The Groetsches are hardly newcomers to this game. They ran the popular Howlin’ Wolf nightclub in New Orleans for more than a decade before selling it two years ago. Rolling Stone once dubbed the club the best place to hear live music in the Crescent City.

The couple moved to Asheville with their young kids last year after persistent prodding by local artist Susie Millions (another old pal). And it was Millions who later hooked the Groetsches up with Public Interest Projects Inc., a downtown-development group that wanted the withered Peel to once again become a music venue.

When the couple first toured the building, poking their heads through the low false ceiling and eyeing the huge wooden trusses high above, they quickly reconsidered their retirement plans, says Lesley Groetsch, 33.

“We found out when we got out of the business that we couldn’t do anything else,” quips Jack Groetsch, 46, in the thick New Orleans accent that sounds more north Jersey than Old South.

The Orange Peel’s former crowd wouldn’t know the place now. The circular bar that once claimed the center of the room has given way to a 46-foot, stainless-steel drinker’s dream (just about one tap per foot of bar) that doesn’t block sightlines to the stage.

“We’ll entertain every possible local brew, unless people just spit them out,” Jack Groetsch promises.

One end of the bar will be a hot-food station serving Cajun/creole fare — jambalaya, etouffee, two styles of gumbo (one vegan) and more — from the Thibodaux Jones Creole Kitchen, which operates out of the Grey Eagle Tavern & Music Hall.

The Peel’s massive orange dance floor — capacity: 1,000 — is now polished hardwood.
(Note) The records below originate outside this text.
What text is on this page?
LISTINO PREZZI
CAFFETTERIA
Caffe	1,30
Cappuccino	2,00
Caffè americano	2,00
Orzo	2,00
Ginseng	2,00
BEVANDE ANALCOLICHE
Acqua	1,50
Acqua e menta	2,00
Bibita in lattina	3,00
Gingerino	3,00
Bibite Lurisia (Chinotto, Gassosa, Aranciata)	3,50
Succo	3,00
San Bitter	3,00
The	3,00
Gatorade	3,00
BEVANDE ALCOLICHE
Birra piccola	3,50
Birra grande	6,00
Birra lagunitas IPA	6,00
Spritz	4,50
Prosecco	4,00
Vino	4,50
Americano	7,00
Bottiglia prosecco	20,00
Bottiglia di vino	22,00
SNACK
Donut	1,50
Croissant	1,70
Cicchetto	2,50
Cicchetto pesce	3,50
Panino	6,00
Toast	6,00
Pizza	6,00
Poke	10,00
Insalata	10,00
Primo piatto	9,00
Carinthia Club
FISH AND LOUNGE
The stage — 36 feet wide and 3 feet tall — is a monolith; the high orange walls behind it are swirled with white. The sound system and electronics array are a mix-master’s dream.

The musician-friendly club has two separate dressing areas with showers and private access to the stage. An elevator behind the stage goes to street level, for band load-ins.

Way back when, musicians had to come through the crowd to reach the stage, recalls Jerome C. Martin, 49, an original member of Bite, Chew & Spit who’s now an insurance agent with Monumental Life.

Audience members “would be pulling on you sometimes,” Martin adds with a laugh.

Huge box fans will draw in outside air; only the equipment areas and dressing rooms will be air-conditioned. But that’s OK — the venue will be nonsmoking, which has struck a chord with many potential customers.